The coronavirus pandemic has made the unmooring of natural disasters available to all of us. The dread that I felt in mid-March was mostly informed by the realization that everything will be different now, but we can’t see what that means. We could only slowly live through it, second by second, until one day we look back and realize that something hasn’t returned.

The lockdown also coincided with a 2 week PTO vacation for my partner and I. Instead of taking a trip to the Philippines (our original plan) or a train up to Monterey (our plan B), we instead embarked on the most staycation-ass weeks ever. We panic-bought puzzles and rededicated ourselves to periphery hobbies like wood carving and drawing. We took care of long-delayed projects like lining my kitchen shelves. To a particular type of homebody this probably qualifies as a great time. But with the undercurrent of dread, buttressed by a Twitter news addiction, it feels like a great time designed to stop feeling reality a little too deeply.

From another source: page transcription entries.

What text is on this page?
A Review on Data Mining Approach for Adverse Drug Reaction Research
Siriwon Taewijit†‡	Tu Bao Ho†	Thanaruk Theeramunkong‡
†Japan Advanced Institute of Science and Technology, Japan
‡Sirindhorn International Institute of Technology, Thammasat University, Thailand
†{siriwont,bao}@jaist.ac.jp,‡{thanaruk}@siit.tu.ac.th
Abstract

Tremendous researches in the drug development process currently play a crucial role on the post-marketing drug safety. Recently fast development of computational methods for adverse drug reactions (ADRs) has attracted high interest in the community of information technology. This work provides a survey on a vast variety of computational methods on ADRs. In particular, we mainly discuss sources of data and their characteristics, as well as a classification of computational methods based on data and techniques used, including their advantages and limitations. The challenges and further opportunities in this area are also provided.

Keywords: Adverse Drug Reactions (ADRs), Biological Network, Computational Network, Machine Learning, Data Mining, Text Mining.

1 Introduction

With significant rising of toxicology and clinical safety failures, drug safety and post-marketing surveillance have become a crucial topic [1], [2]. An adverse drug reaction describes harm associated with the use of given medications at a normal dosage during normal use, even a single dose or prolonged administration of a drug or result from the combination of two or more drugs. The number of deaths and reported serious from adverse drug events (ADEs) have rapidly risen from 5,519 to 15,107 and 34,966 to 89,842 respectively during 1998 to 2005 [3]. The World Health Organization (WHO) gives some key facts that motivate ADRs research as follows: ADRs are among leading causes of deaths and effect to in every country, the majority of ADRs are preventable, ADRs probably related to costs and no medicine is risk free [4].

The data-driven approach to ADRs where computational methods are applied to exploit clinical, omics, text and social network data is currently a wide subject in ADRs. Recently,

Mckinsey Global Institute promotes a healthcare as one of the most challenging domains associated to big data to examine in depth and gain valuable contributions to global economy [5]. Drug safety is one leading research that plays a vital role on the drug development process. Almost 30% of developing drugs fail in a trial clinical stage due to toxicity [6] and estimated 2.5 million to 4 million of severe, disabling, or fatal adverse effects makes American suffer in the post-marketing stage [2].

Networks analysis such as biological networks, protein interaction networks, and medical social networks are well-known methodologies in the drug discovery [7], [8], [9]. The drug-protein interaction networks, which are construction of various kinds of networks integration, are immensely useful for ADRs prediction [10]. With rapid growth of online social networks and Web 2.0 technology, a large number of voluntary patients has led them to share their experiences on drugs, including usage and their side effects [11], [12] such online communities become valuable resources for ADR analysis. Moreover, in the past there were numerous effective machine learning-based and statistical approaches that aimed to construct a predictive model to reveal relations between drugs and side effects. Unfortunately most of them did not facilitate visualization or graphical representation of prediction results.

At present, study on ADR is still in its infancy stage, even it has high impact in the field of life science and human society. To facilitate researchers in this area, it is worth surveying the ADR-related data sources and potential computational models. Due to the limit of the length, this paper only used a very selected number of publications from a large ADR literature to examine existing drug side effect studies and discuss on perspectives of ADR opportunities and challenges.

But you do what you must to get through the Interesting Times. One thing that has struck out to me is that I’ve had to take affirmative care of my mental health. As a self-identified sad boy I would normally play this situation face up. I would have stared into the abyss, or so I thought. It turns out that might all be emo posturing and that the real abyss is not something I actually want to take on. I found myself feeling an aversion to my favorite sad songs, or dark movies, or anything that would be too real. I had to actively put on music, preferably pleasant and breezy music, to ward off the dread that comes with silence. These basic acts of self care are things I had never really practiced before.

There’s still more of this crisis ahead of us than there is behind us. I’m counting on the normalizing process to see us fully through it, and it is working to some degree. The human body can only be in a full panic for so long. At some point it understands the panic as the regular state of things, and the world will feel manageable once again. I just have to have faith that we’ll get there.